Selection between foreground models for global 21-cm experiments

TL;DR

This paper proposes a Bayesian model selection approach to determine the appropriate complexity of foreground models in global 21-cm experiments, balancing detection sensitivity and signal preservation.

Contribution

It introduces a Bayesian framework for selecting foreground model complexity based on data, tested with nested sampling on simplified 21-cm models.

Findings

Higher-order polynomial foreground models can be justified with limited data.

Strong evidence can distinguish models with different foreground complexities.

Complex foreground models may obscure subtle signal features.

Abstract

The precise form of the foregrounds for sky-averaged measurements of the 21-cm line during and before the epoch of reionization is unknown. We suggest that the level of complexity in the foreground models used to fit global 21-cm data should be driven by the data, under a Bayesian model selection methodology. A first test of this approach is carried out by applying nested sampling to simplified models of global 21-cm data to compute the Bayesian evidence for the models. If the foregrounds are assumed to be polynomials of order n in log-log space, we can infer the necessity to use n=4 rather than n=3 with <2h of integration with limited frequency coverage, for reasonable values of the n=4 coefficient.

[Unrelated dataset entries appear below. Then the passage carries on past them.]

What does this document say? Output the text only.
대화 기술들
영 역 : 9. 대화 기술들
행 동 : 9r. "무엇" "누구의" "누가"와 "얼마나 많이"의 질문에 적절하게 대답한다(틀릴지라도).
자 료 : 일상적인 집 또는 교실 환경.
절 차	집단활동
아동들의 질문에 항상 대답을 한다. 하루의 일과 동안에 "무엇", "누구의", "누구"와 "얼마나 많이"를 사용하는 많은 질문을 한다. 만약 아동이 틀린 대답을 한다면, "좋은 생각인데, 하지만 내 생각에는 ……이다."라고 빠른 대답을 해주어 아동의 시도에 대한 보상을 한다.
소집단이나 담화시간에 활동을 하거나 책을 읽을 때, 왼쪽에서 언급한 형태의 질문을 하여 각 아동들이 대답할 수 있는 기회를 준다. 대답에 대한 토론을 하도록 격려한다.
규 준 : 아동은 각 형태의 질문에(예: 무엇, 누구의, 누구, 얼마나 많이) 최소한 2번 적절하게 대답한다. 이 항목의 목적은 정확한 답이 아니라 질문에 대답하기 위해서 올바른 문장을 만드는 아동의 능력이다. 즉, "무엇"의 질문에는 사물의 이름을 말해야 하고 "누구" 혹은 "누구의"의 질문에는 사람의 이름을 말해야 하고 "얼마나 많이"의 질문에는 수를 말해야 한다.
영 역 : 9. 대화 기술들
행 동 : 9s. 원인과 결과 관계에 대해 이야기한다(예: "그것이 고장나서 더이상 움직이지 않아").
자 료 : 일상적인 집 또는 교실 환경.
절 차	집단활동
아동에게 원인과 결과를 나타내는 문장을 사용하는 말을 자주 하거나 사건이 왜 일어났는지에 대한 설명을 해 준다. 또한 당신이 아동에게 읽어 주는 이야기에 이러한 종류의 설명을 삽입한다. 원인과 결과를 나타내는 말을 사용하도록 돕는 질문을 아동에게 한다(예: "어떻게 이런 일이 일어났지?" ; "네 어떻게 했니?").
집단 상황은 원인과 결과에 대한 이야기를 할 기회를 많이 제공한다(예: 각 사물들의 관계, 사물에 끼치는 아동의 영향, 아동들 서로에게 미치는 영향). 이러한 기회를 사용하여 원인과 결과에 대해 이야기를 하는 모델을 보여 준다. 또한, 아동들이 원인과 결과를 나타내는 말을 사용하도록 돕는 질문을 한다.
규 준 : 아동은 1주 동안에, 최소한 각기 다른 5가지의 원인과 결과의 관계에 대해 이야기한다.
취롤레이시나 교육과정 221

Using a higher-order polynomial does not necessarily prevent a significant detection of the 21-cm signal. Even for n=8, we can obtain very strong evidence distinguishing a reasonable model for the signal from a null model with 128h of integration. More subtle features of the signal may, however, be lost if the foregrounds are this complex. This is demonstrated using a simpler model for the signal that only includes absorption. The results highlight some pitfalls in trying to quantify the significance of a detection from errors on the parameters of the signal alone.